Aktivitas Anak Krakatau membuat penerbangan di Bandara Radin Inten II terganggu. Sejumlah penumpang membatalkan/menunda perjalanan. Ini cerita mereka.

Ardi Munthe
Oleh Ardi Munthe - Reporter
Erupsi Anak Krakatau Ganggu Jadwal di Bandara Lampung, Penumpang Menanti Kepastian
Situasi penumpang di Bandara Lampung. (Liputan6.com/ Ardi Munthe)

Erupsi Gunung Anak Krakatau mengganggu aktivitas penerbangan di Bandara Internasional Radin Inten II, Lampung. Sejumlah penumpang terpaksa membatalkan atau menunda perjalanan karena sebaran abu vulkanik.

Kondisi ini membuat penumpang yang bepergian untuk urusan pekerjaan diliputi kecemasan. Mereka khawatir tak tiba sesuai jadwal dan berisiko terlambat masuk kerja.

Salah seorang penumpang, Hesti, sudah berada di Bandara Radin Inten II sejak sekitar pukul 05.30 WIB. Ia sedianya terbang menuju Jakarta, namun hingga pagi hari belum ada kepastian keberangkatan.

"Saya sudah ngabarin atasan saya. Kalau buat besok saya belum tahu kabarnya, saya mesti gimana," kata Hesti, Senin (7/9/2026).

Hesti mengaku makin bingung setelah mengetahui penerbangannya terdampak pembatalan. Ia menyebut perjalanan jalur darat juga disebut mengalami kendala.

"Kalau untuk penerbangan jelas, hari ini cancel semua. Saya bingung juga. Kalau dapat info, Bakauheni juga ditutup," ujarnya.

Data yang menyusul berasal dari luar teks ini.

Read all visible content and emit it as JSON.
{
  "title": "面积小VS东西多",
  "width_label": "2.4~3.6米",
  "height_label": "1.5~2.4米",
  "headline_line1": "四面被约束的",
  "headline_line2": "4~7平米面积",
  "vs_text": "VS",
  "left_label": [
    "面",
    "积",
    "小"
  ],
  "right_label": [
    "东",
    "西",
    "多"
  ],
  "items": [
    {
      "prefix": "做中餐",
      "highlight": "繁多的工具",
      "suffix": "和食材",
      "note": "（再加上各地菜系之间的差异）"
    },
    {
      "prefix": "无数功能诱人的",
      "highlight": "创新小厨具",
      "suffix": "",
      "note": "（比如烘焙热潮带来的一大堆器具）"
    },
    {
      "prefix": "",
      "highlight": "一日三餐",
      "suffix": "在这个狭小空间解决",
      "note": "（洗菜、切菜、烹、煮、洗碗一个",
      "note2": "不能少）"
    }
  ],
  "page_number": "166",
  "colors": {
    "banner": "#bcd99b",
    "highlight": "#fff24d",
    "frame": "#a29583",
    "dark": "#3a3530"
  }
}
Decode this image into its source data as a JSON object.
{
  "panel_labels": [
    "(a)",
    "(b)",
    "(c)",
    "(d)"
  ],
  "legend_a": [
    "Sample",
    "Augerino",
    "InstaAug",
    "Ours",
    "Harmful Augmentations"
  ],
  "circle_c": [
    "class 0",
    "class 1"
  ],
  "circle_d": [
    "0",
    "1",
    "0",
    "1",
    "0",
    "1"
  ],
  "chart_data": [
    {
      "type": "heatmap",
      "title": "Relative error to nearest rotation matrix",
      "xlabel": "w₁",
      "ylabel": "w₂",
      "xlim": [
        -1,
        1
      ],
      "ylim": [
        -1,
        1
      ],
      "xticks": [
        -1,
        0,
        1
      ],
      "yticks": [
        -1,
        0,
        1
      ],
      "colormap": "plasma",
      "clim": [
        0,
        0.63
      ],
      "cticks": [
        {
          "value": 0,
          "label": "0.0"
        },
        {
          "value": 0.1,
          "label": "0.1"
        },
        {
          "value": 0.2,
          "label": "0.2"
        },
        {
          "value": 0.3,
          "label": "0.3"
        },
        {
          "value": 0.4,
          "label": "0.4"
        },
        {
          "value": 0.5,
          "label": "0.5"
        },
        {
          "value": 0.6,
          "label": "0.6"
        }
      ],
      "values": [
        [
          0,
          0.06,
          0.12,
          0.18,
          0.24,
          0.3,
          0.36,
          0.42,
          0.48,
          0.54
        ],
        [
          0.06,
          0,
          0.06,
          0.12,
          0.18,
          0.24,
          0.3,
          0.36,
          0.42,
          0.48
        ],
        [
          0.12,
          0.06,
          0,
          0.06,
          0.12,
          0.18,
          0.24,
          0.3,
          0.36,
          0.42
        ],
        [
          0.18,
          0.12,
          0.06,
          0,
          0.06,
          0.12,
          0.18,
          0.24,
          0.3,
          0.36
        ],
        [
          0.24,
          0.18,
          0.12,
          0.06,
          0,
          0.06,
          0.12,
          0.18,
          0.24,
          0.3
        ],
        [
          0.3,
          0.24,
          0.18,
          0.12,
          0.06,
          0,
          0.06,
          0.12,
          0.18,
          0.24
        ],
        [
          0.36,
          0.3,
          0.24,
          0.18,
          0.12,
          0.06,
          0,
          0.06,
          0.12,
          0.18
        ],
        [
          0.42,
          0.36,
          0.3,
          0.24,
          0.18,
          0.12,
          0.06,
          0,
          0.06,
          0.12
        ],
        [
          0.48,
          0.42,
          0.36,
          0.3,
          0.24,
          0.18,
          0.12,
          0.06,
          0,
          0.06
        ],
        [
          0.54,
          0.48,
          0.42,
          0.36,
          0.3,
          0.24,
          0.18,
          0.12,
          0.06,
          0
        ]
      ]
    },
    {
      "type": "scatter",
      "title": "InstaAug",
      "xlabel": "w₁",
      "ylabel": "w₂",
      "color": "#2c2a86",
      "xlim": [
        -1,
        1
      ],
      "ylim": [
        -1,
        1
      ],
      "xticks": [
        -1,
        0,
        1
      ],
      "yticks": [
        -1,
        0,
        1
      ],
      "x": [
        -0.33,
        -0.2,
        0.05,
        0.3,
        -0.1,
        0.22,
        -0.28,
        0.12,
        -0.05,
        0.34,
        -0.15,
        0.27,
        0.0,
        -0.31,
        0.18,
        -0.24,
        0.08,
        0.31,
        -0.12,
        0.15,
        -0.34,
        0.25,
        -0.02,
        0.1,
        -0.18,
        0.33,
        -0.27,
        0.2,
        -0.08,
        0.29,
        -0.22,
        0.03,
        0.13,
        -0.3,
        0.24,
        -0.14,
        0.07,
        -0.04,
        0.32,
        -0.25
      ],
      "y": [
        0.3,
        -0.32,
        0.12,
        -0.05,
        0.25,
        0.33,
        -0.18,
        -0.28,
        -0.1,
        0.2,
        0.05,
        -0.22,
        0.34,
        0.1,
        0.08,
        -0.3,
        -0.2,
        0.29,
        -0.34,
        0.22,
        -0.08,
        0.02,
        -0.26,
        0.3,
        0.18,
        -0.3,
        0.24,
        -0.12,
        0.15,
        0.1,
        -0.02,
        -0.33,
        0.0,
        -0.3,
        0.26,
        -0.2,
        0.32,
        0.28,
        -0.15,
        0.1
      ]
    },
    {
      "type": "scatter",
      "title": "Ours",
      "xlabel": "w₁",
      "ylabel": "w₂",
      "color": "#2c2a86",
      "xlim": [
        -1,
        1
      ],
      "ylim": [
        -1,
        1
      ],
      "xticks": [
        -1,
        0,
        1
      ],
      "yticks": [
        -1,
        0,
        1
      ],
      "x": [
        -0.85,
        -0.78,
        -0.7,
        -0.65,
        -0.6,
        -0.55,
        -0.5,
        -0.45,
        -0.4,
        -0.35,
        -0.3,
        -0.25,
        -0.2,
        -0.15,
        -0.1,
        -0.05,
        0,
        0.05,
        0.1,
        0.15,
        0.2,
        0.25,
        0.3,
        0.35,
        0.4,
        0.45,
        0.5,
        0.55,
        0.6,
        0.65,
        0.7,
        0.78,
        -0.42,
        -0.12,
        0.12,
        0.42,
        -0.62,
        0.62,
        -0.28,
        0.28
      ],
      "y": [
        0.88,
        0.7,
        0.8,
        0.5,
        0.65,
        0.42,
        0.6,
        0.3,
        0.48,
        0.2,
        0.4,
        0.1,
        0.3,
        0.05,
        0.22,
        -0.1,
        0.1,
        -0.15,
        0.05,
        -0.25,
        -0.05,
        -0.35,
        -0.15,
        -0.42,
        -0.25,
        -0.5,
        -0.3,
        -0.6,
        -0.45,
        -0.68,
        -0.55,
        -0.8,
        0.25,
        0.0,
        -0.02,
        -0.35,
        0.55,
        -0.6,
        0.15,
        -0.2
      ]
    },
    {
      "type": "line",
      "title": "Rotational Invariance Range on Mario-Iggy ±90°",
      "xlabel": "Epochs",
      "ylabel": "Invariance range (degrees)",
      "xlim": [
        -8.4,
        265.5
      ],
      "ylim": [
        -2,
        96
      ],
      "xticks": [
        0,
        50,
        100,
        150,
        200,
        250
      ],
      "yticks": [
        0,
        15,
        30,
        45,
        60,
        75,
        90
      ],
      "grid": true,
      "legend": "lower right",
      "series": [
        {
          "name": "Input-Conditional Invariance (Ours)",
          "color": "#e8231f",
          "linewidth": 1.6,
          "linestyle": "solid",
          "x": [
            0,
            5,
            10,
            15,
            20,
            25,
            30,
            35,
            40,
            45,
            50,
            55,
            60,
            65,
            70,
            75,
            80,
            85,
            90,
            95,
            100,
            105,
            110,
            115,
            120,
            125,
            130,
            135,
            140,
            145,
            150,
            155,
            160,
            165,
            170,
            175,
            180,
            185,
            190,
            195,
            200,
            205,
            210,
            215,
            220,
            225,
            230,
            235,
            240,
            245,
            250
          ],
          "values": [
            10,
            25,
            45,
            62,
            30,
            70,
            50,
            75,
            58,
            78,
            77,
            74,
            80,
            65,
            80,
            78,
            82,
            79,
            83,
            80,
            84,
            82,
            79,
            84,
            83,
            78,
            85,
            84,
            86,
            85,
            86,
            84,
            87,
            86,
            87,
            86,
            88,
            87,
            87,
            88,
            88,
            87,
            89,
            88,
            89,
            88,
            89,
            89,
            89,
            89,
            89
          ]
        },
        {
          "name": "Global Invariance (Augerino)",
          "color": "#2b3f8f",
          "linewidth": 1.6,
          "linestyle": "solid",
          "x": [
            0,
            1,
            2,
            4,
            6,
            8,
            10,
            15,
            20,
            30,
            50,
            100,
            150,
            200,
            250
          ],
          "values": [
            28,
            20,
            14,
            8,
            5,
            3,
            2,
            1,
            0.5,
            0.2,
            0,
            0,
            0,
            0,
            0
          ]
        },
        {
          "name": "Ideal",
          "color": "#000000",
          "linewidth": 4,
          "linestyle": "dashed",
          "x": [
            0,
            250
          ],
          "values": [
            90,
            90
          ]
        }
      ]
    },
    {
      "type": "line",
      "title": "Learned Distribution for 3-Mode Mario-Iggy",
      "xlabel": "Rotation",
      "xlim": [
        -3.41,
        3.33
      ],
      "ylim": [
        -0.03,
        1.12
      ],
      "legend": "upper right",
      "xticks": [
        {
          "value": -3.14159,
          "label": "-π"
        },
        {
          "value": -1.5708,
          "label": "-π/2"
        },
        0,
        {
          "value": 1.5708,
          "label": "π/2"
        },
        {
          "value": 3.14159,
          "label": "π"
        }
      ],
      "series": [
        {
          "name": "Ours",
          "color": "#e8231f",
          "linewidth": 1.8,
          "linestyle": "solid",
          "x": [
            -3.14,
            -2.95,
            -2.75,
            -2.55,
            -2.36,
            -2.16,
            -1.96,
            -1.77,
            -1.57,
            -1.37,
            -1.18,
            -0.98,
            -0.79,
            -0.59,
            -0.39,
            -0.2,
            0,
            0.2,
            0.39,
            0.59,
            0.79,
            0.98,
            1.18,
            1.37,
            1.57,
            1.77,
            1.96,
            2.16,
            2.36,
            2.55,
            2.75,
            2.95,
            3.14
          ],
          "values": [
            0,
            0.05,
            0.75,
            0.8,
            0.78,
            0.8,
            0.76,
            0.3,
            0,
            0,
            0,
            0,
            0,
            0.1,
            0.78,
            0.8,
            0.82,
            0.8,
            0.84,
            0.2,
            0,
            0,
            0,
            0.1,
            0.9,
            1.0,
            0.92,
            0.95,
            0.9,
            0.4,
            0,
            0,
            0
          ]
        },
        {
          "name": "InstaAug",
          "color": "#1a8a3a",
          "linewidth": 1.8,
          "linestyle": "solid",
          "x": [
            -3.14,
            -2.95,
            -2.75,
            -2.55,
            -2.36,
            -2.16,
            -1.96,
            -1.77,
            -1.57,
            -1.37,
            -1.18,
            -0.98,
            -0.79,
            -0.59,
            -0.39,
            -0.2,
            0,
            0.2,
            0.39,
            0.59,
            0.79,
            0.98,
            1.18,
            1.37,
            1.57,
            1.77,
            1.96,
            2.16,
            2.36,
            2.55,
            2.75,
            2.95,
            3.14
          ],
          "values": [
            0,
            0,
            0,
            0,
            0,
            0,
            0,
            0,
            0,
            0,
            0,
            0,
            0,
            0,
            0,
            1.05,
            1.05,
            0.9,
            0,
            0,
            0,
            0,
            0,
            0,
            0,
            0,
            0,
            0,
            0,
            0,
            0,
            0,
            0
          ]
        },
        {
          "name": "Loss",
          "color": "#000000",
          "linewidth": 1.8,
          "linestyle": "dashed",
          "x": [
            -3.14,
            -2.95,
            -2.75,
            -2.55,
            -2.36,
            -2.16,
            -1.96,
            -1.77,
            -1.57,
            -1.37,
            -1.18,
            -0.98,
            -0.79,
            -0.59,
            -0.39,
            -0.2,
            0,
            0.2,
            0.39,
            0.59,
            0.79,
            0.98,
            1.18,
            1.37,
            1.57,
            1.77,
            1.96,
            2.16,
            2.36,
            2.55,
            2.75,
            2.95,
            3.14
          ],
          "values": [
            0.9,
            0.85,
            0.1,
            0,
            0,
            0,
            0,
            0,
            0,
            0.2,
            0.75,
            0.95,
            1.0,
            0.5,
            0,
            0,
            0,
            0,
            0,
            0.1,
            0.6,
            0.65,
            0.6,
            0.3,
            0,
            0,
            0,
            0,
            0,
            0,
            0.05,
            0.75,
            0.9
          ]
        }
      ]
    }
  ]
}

Hesti kini menunggu informasi dari pihak maskapai terkait kepastian jadwal, apakah masih bisa berangkat hari yang sama atau harus menunda hingga esok hari.

Penumpang Tujuan Kalimantan Ikut Terimbas

Gangguan serupa dialami Hapis Widodo. Ia hendak melakukan perjalanan dari Negeri Besar menuju Singkawang, Kalimantan Barat, untuk bekerja.

Hapis sedianya terbang menggunakan Lion Air pada pukul 13.25 WIB. Jadwal itu berubah dan ditunda hingga pukul 18.00 WIB.

"Saya Lion Air jam 13.25. Terus delay sampai 18.00," kata Hapis.

Meski sudah ada perubahan jadwal, Hapis mengaku belum memperoleh kepastian apakah penerbangannya akan kembali ditunda atau bahkan dibatalkan. Ia juga belum mendapat informasi langsung dari maskapai.

Hapis menyatakan memahami kondisi yang menyebabkan gangguan penerbangan. Selain aktivitas Gunung Anak Krakatau, ia menyinggung kondisi asap di wilayah Pontianak sebagai pertimbangan dalam perjalanan udara.

"Kami memaklumi juga keadaan ini, Krakatau. Terus yang di Pontianak itu asap. Kami sudah memaklumi juga," ujarnya.

Namun ia berharap maskapai tetap memberikan informasi yang jelas kepada para penumpang karena kepastian jadwal berkaitan dengan pekerjaan.

"Yang penting ada penjelasan dari pihak maskapai," katanya.

Apabila penerbangan akhirnya dibatalkan, Hapis berharap tiket penumpang dapat diganti sesuai ketentuan.

"Yang penting tiket itu tetap diganti," imbuhnya.